A SOLON from Bicol will propose a measure to punish what is called “tax ghosting” and make this a non-bailable crime.
House Ways and Means Chair Joey Sarte Salceda (Albay, 2nd district) said ghosting is non-bailable, which is why they will draft a measure that aims to punish fake stores and fake receipts used to pad expenses and increase input Value-Added Tax (VAT).
The popular legislator committed to the Bureau of Internal Revenue (BIR) during a hearing of the Committee on Appropriations that the measure he will propose through the House tax panel will punish the selling and issuance of fake receipts to pad gross expense and creditable input VAT. This, according to global tax experts, is called “ghosting the tax authority.”
“In support of attaining the revenue goals of the Bureau, we will draft that measure today,” Salceda told BIR OIC- Deputy Commissioner Maridur Rosario, who represented the tax collection agency in the briefing by the Development Budget Coordinating Committee (DBCC) today.
“We will draft legislation so that selling and buying receipts to pad your deductible expenses or input VAT is non-bailable, using the lifeblood doctrine. Tax ghosting is non-bailable.”
Salceda says that they will introduce legislation penalizing both the buyer and seller for tax fraud.
He said that at present, the Tax Code imposes penalties and surcharges only on those who use fake receipts for tax fraud. Section 248 of the Tax Code imposes, in addition to the tax required to be paid, a penalty equivalent to 25 percent of the amount due, which he pointed out as not a lot.
“That penalty is not enough of a deterrent, and if my conversation with DepCom Rosario is right, it’s still unclear whether the seller of fake receipts and other accessories to the crime are liable.”
Salceda explained that tax experts call the practice “ghosting the tax authority,” because “ghost companies” issue fake receipts to taxpayers to defraud the BIR. Sometimes, Salceda adds, receipts from expenses not considered valid expenses are used to pad deductibles.
Salceda added that the practice is “fairly common among family corporations, some of whom use household expenses to pad reduce their corporation’s gross taxable income.”

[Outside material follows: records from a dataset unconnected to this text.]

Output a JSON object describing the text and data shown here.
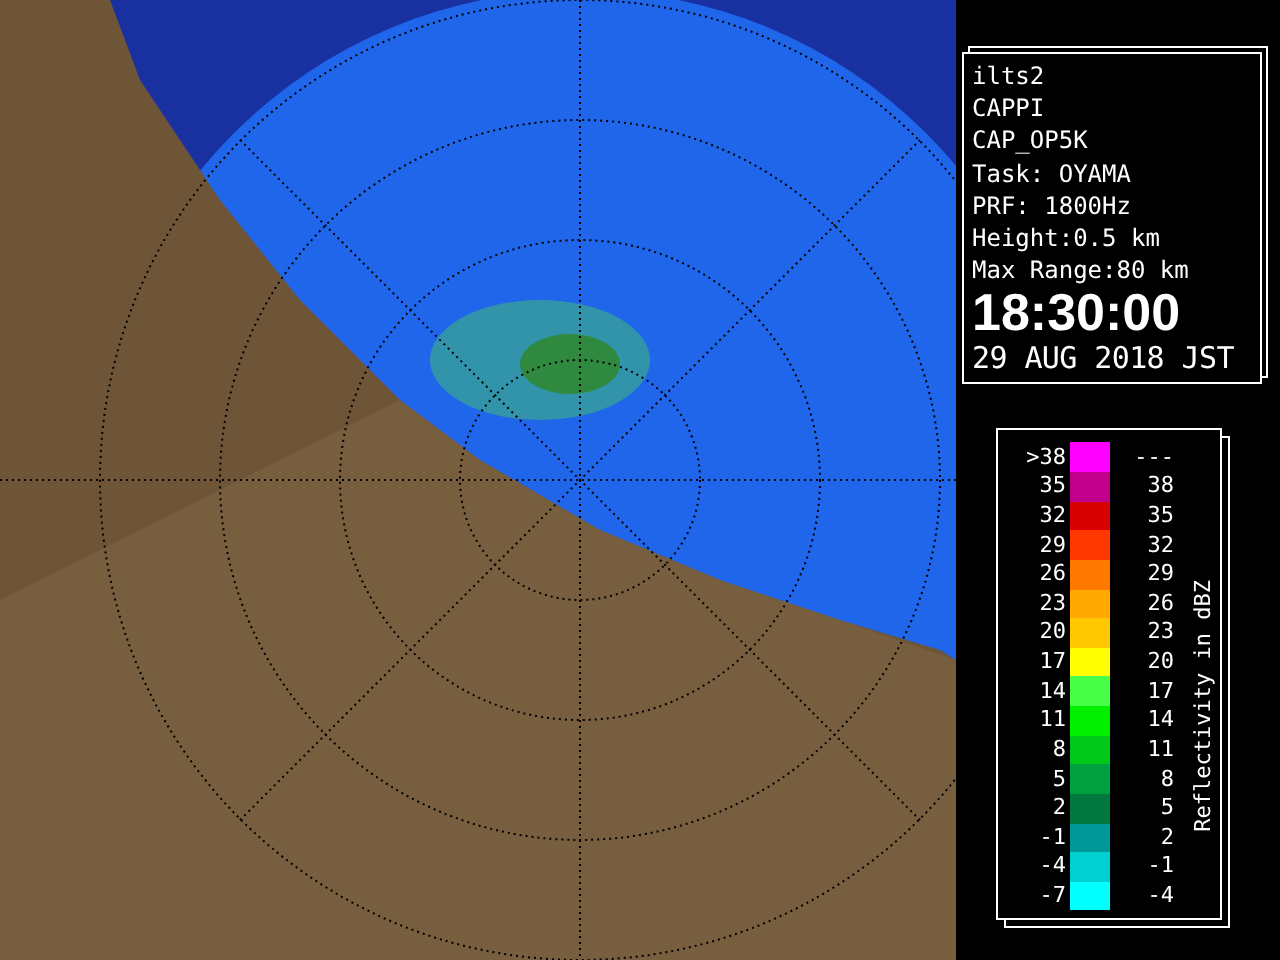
{
  "info": {
    "lines": [
      "ilts2",
      "CAPPI",
      "CAP_OP5K",
      "Task: OYAMA",
      "PRF: 1800Hz",
      "Height:0.5 km",
      "Max Range:80 km"
    ],
    "time": "18:30:00",
    "date": "29 AUG 2018 JST"
  },
  "legend": {
    "title": "Reflectivity in dBZ",
    "rows": [
      {
        "low": ">38",
        "high": "---",
        "color": "#ff00ff"
      },
      {
        "low": "35",
        "high": "38",
        "color": "#c0008c"
      },
      {
        "low": "32",
        "high": "35",
        "color": "#d80000"
      },
      {
        "low": "29",
        "high": "32",
        "color": "#ff3800"
      },
      {
        "low": "26",
        "high": "29",
        "color": "#ff7800"
      },
      {
        "low": "23",
        "high": "26",
        "color": "#ffa800"
      },
      {
        "low": "20",
        "high": "23",
        "color": "#ffc800"
      },
      {
        "low": "17",
        "high": "20",
        "color": "#ffff00"
      },
      {
        "low": "14",
        "high": "17",
        "color": "#48ff48"
      },
      {
        "low": "11",
        "high": "14",
        "color": "#00f000"
      },
      {
        "low": "8",
        "high": "11",
        "color": "#00c818"
      },
      {
        "low": "5",
        "high": "8",
        "color": "#00a040"
      },
      {
        "low": "2",
        "high": "5",
        "color": "#007840"
      },
      {
        "low": "-1",
        "high": "2",
        "color": "#009898"
      },
      {
        "low": "-4",
        "high": "-1",
        "color": "#00d0d0"
      },
      {
        "low": "-7",
        "high": "-4",
        "color": "#00ffff"
      }
    ]
  }
}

“We will introduce both penal provisions and civil penalties, as well as tax administration provisions to make it easier for the BIR to identify which receipts are fraudulent.”
Pass EOPT to enact legislation
Salceda also appealed to the Senate to pass the Ease of Paying Taxes Law so that the House can consider introducing the amendment during the Bicameral Conference Committee.
“We will still try to pass our draft of this on third reading so that the House contingent will consider the amendment as being fully supported by the chamber.”
He added that they also want to hear stakeholders so that they can calibrate countermeasures fairly.
“The converse of ease of paying taxes is difficulty of fraud. It should be easier to be an honest taxpayer, but it should be more difficult to defraud the government – so that the burden of funding social services does not fall too heavily on the honest citizen.”